COVIVISは解析手法を提供するのみであり、解析に必要な入力データは提供しておりません.従って、入力データは各自でご準備ください.一次データをお持ちの場合は問題ありませんが、他者から入手したデータを入出力する場合、データ元の利用権限にご注意ください.自治体関連の研究機関の場合、ウイルス濃度については一次情報を計測されており、感染者数については新NESID(旧Her-sys)の情報が使用可能対象であるため、特に問題にはならないと考えられます.それ以外の研究機関は他者が公開しているデータを扱うケースが多いと思いますので、利用許可の取得や利用権限の把握については各自で行なってください.

第8条.  免責および禁止事項

  1. 8-1) COVIVIS運営は、本サイトおよびCOVIVISに関連するコンテンツの利用に関して生じる損害の一切の責任を負わないものとします.

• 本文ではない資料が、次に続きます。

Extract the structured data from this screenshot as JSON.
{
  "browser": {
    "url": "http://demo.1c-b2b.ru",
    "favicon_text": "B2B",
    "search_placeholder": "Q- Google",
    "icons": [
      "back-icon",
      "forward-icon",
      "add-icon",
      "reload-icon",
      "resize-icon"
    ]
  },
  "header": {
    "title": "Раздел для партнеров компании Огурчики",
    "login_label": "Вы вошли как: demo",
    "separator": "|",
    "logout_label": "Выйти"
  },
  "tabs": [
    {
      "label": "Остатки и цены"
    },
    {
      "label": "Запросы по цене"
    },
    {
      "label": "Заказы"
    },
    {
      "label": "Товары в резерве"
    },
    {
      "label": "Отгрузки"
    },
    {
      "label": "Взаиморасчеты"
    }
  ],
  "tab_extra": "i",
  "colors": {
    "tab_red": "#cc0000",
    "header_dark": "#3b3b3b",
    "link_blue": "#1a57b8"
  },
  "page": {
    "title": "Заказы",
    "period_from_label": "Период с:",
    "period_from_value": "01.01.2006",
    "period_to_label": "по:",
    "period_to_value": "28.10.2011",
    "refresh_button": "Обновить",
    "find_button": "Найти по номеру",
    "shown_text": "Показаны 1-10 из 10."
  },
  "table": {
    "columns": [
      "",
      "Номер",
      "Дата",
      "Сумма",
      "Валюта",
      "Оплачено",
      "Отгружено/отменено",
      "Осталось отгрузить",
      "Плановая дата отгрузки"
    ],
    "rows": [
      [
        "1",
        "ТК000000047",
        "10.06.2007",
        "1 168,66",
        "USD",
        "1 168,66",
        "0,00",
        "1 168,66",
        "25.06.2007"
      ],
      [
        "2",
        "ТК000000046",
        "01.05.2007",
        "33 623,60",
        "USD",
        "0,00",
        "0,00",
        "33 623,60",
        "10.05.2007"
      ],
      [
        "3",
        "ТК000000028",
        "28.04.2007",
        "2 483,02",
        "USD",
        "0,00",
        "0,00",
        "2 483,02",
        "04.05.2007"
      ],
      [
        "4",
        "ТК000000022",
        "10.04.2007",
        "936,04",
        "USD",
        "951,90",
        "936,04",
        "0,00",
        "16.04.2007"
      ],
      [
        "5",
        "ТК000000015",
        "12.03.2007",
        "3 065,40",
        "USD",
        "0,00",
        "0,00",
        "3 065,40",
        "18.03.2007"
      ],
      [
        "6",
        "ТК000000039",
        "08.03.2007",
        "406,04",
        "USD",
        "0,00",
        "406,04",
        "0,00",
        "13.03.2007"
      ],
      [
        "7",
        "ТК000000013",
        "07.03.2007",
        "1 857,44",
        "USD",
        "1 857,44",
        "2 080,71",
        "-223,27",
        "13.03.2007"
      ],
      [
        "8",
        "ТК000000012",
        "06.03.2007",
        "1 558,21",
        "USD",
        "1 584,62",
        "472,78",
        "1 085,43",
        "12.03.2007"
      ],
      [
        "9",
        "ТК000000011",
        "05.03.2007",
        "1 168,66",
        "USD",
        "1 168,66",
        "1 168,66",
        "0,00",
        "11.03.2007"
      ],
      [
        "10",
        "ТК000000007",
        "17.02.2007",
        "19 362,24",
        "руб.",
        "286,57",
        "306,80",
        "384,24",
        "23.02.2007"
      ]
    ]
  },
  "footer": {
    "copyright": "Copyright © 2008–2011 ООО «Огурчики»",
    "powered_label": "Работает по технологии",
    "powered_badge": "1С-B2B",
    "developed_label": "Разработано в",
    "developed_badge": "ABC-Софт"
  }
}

  2. 8-2) COVIVISによって事実に反した入力データで出力された解析結果をネット上で拡散することを固く禁止致します.
  3. 8-3) 本サイトからリンクされている他のWebサイトへのアクセス、情報取得によって損害が生じてもCOVIVIS運営は一切の責任を負わないものとします.

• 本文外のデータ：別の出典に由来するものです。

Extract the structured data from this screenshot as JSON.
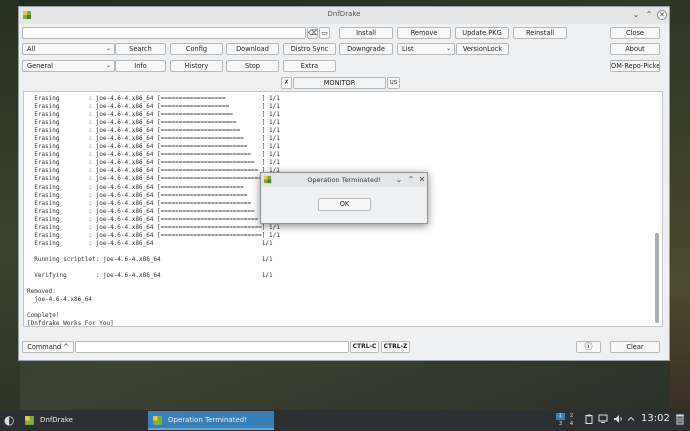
{
  "window": {
    "title": "DnfDrake",
    "min": "⌄",
    "max": "⌃",
    "close": "✕"
  },
  "toolbar": {
    "backspace_icon": "⌫",
    "folder_icon": "▭",
    "install": "Install",
    "remove": "Remove",
    "update_pkg": "Update PKG",
    "reinstall": "Reinstall",
    "close": "Close",
    "filter_all": "All",
    "search": "Search",
    "config": "Config",
    "download": "Download",
    "distro_sync": "Distro Sync",
    "downgrade": "Downgrade",
    "list": "List",
    "versionlock": "VersionLock",
    "about": "About",
    "group_general": "General",
    "info": "Info",
    "history": "History",
    "stop": "Stop",
    "extra": "Extra",
    "om_repo_picker": "OM-Repo-Picker",
    "pin_icon": "✗",
    "monitor": "MONITOR",
    "lang": "US"
  },
  "output": {
    "lines": [
      "  Erasing        : joe-4.6-4.x86_64 [==================          ] 1/1",
      "  Erasing        : joe-4.6-4.x86_64 [===================         ] 1/1",
      "  Erasing        : joe-4.6-4.x86_64 [====================        ] 1/1",
      "  Erasing        : joe-4.6-4.x86_64 [=====================       ] 1/1",
      "  Erasing        : joe-4.6-4.x86_64 [======================      ] 1/1",
      "  Erasing        : joe-4.6-4.x86_64 [=======================     ] 1/1",
      "  Erasing        : joe-4.6-4.x86_64 [========================    ] 1/1",
      "  Erasing        : joe-4.6-4.x86_64 [=========================   ] 1/1",
      "  Erasing        : joe-4.6-4.x86_64 [==========================  ] 1/1",
      "  Erasing        : joe-4.6-4.x86_64 [=========================== ] 1/1",
      "  Erasing        : joe-4.6-4.x86_64 [============================] 1/1",
      "  Erasing        : joe-4.6-4.x86_64 [=======================     ] 1/1",
      "  Erasing        : joe-4.6-4.x86_64 [========================    ] 1/1",
      "  Erasing        : joe-4.6-4.x86_64 [=========================   ] 1/1",
      "  Erasing        : joe-4.6-4.x86_64 [==========================  ] 1/1",
      "  Erasing        : joe-4.6-4.x86_64 [=========================== ] 1/1",
      "  Erasing        : joe-4.6-4.x86_64 [============================] 1/1",
      "  Erasing        : joe-4.6-4.x86_64 [============================] 1/1",
      "  Erasing        : joe-4.6-4.x86_64                              1/1",
      "",
      "  Running scriptlet: joe-4.6-4.x86_64                            1/1",
      "",
      "  Verifying        : joe-4.6-4.x86_64                            1/1",
      "",
      "Removed:",
      "  joe-4.6-4.x86_64",
      "",
      "Complete!",
      "[Dnfdrake Works For You]"
    ]
  },
  "bottom": {
    "command": "Command ^",
    "ctrl_c": "CTRL-C",
    "ctrl_z": "CTRL-Z",
    "info_icon": "ⓘ",
    "clear": "Clear"
  },
  "dialog": {
    "title": "Operation Terminated!",
    "ok": "OK",
    "min": "⌄",
    "max": "⌃",
    "close": "✕"
  },
  "taskbar": {
    "start_icon": "◐",
    "task1": "DnfDrake",
    "task2": "Operation Terminated!",
    "pager": [
      "1",
      "2",
      "3",
      "4"
    ],
    "time": "13:02"
  }
}
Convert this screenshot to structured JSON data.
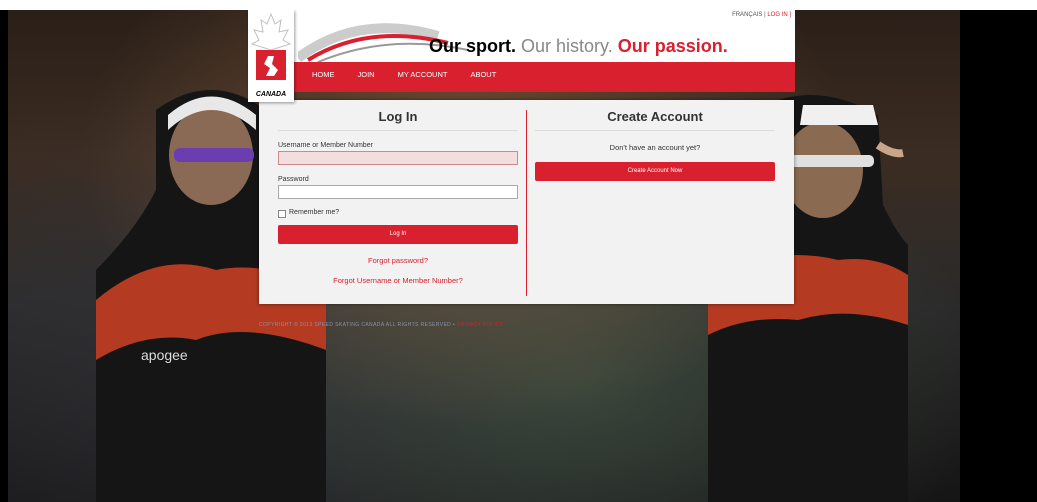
{
  "header": {
    "lang_link": "FRANÇAIS",
    "login_link": "LOG IN",
    "tagline_part1": "Our sport.",
    "tagline_part2": "Our history.",
    "tagline_part3": "Our passion.",
    "logo_text": "CANADA"
  },
  "nav": {
    "items": [
      "HOME",
      "JOIN",
      "MY ACCOUNT",
      "ABOUT"
    ]
  },
  "login": {
    "title": "Log In",
    "username_label": "Username or Member Number",
    "username_value": "",
    "password_label": "Password",
    "password_value": "",
    "remember_label": "Remember me?",
    "submit_label": "Log In",
    "forgot_password": "Forgot password?",
    "forgot_username": "Forgot Username or Member Number?"
  },
  "create": {
    "title": "Create Account",
    "prompt": "Don't have an account yet?",
    "button_label": "Create Account Now"
  },
  "footer": {
    "copyright": "COPYRIGHT © 2013 SPEED SKATING CANADA ALL RIGHTS RESERVED",
    "separator": "•",
    "privacy": "PRIVACY POLICY"
  },
  "colors": {
    "brand_red": "#d8202f",
    "error_field": "#f2dede"
  }
}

  4. 8-4) 通信障害、利用者の環境設定、サーバーのメンテナンスなど、あらゆる要因で本サイトが利用できない状況によって生じる損害について、COVIVIS運営は一切の責任を負わないものとします.
  5. 8-5) COVIVISへのリンクは原則フリーです.ただし、公序良俗に反するものや法律・法令等に抵触する恐れのあるサイトへのリンクはお断りします.

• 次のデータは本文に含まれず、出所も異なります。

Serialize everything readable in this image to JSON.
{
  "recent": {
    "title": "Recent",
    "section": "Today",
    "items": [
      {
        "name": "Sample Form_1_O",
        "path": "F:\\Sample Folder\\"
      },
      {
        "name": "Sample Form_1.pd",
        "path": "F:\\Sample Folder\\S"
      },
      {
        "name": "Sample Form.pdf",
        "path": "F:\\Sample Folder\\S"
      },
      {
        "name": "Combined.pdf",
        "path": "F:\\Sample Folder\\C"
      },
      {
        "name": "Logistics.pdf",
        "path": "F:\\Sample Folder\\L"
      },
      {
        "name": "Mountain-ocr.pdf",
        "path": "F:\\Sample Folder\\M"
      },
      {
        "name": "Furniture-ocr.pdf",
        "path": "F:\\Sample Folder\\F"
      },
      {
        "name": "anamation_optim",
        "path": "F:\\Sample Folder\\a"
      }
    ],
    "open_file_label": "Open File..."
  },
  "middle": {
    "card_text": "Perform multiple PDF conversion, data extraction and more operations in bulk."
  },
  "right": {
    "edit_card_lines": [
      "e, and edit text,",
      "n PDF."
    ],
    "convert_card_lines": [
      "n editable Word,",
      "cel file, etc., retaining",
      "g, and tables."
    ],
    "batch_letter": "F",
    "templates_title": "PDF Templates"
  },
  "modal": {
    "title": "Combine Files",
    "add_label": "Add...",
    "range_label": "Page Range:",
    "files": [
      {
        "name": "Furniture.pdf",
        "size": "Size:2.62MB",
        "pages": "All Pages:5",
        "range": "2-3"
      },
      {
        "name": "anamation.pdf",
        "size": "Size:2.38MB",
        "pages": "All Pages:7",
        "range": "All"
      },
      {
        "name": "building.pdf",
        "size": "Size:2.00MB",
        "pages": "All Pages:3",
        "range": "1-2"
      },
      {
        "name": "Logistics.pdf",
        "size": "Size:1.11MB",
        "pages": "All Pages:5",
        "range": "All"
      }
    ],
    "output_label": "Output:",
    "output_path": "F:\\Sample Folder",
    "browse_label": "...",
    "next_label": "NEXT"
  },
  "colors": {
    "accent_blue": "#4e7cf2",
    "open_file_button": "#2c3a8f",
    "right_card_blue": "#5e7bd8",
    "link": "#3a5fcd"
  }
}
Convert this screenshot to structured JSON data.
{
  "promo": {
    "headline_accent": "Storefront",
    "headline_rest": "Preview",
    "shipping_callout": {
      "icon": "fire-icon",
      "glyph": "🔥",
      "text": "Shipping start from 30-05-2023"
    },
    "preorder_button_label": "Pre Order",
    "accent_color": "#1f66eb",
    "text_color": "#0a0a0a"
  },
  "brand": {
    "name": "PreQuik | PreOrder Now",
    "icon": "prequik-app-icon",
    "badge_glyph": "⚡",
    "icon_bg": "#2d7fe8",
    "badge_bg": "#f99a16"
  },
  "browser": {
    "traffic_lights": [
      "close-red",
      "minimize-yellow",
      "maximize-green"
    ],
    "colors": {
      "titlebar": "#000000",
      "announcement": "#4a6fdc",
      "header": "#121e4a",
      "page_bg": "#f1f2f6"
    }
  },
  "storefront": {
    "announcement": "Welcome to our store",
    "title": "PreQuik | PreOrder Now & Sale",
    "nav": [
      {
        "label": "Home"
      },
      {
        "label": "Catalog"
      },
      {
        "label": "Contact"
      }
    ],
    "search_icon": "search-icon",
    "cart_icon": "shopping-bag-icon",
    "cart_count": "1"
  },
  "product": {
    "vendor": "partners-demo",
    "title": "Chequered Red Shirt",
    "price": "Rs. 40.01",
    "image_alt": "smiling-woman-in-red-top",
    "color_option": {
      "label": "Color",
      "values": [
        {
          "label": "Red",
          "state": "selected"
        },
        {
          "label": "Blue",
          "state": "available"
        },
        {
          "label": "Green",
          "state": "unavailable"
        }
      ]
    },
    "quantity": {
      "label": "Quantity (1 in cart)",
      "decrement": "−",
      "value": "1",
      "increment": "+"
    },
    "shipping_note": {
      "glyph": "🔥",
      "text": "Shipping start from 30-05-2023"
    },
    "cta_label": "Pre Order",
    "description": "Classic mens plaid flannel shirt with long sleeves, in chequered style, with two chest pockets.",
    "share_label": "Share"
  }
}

  6. 8-6) COVIVIS運営の判断でアカウント停止もしくは削除されたことで生じる損害について、COVIVIS運営は一切の責任を負わないものとします.
  7. 8-7) 諸般の事情でCOVIVIS内での保存・共有データが消去されたことで生じる損害について、COVIVIS運営は一切の責任を負わないものとします.